The alumni publication of the Department of Journalism
Why all America loves spring training
Charles Fountain, a national sportswriter, can’t wait for the baseball season, sharing his joy with Ball State.
“Hello everyone. Did you guys realize that there are four days until pitchers and catchers report to spring training?”
That was Charles Fountain’s opening statement to a lecture hall of Ball State students and faculty as well as Muncie residents. Fountain, a regular contributor to the ESPN SportsCentury series, and dozens of other television and radio programs nationwide, came to speak about his new book, “Under the March Sun – The Story of Spring Training” on February 9 as part of the Department of Journalism’s Professionals in Residence series.
Fountain spoke of spring training with the passion and affinity of a young man in love, though he has been attending and writing about spring training and baseball for more than 30 years. His words were saturated with enthusiasm, which was infectious even for non-baseball fans.
The spring season is often identified with the concept of the renewal of life: flowers budding, trees getting new leaves and snow melting. Fountain made that same connection to spring training and the reinfusion of life into the economies of small Florida towns in the mid-20th century. He said St. Petersburg was a sleepy, unpopulated town before the first major league teams began holding their spring workouts. He emphasized the importance of sports journalism in creating excitement in spring training towns.
“‘But what about the writers,’ the people from St. Petersburg asked,” Fountain said, “because they knew that journalism would be a critical component in making people aware of what was happening in their town.”
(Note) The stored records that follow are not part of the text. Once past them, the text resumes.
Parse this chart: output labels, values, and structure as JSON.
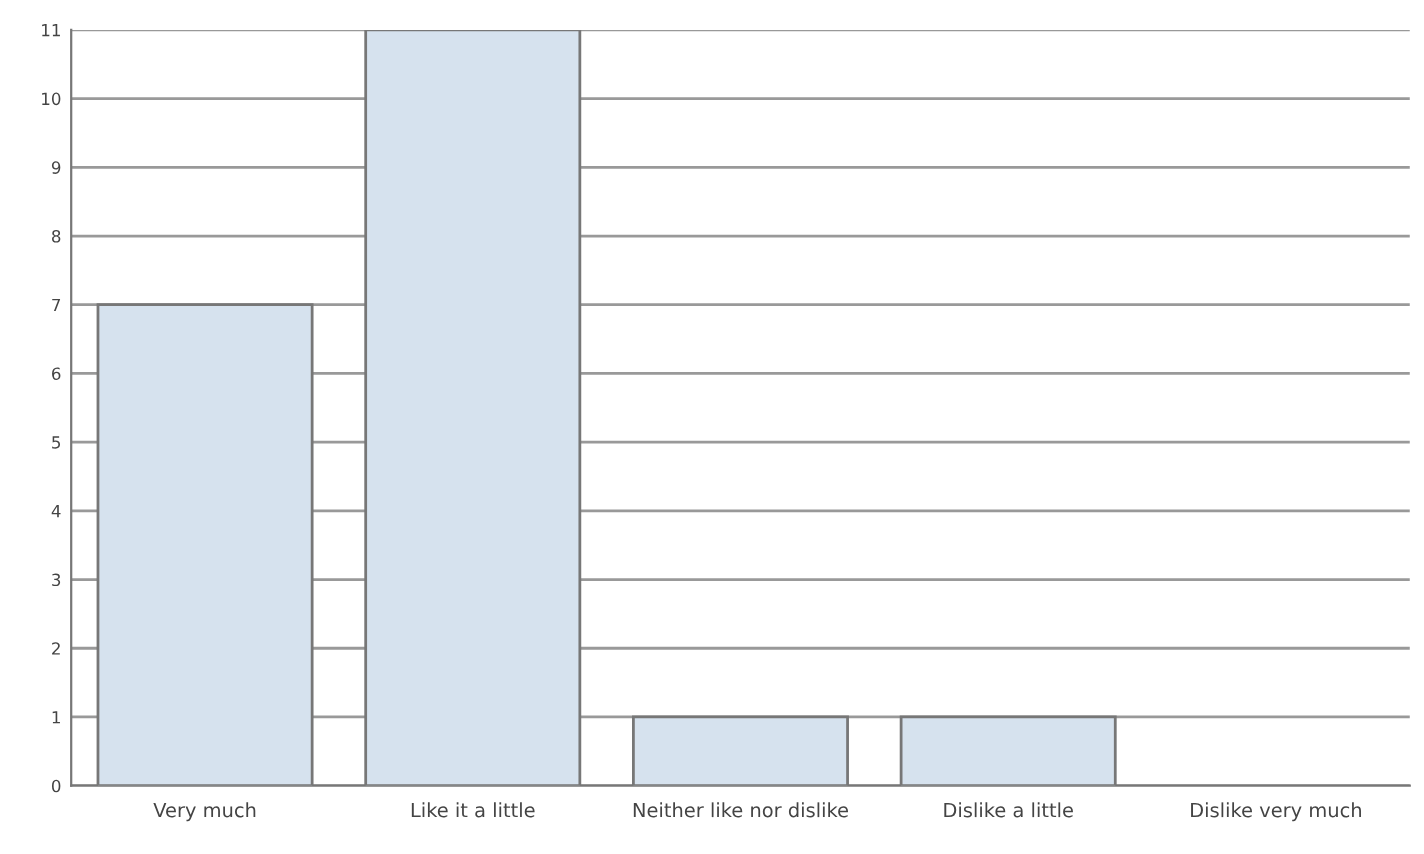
{
  "chart_data": {
    "type": "bar",
    "categories": [
      "Very much",
      "Like it a little",
      "Neither like nor dislike",
      "Dislike a little",
      "Dislike very much"
    ],
    "values": [
      7,
      11,
      1,
      1,
      0
    ],
    "color": "#d6e2ee",
    "ylim": [
      0,
      11
    ],
    "yticks": [
      0,
      1,
      2,
      3,
      4,
      5,
      6,
      7,
      8,
      9,
      10,
      11
    ],
    "grid": "y"
  }
}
He said the same mentality of St. Petersburg in the 1930’s exists for towns like Goodyear, Ariz. Goodyear is making a multi-million dollar investment into facilities to bring at least two Major League Baseball teams in for spring training. They are staking the financial future of their community on the same prosperity experienced by St. Petersburg more than 80 years ago.
Fountain’s visit to Ball State was predicated by a massive accumulation of snow in the Midwest as well as New England, where he is a professor of journalism at Northeastern University in Boston. He was quick to remind his audience why baseball spring training plays a vital role in his mental outlook at this time of year.
“There may be 10 inches of snow on the ground, but once we see those highlights of baseball players out there playing the game in the Florida sun, we know that baseball’s coming, and summer and warm weather are coming with it,” Fountain said.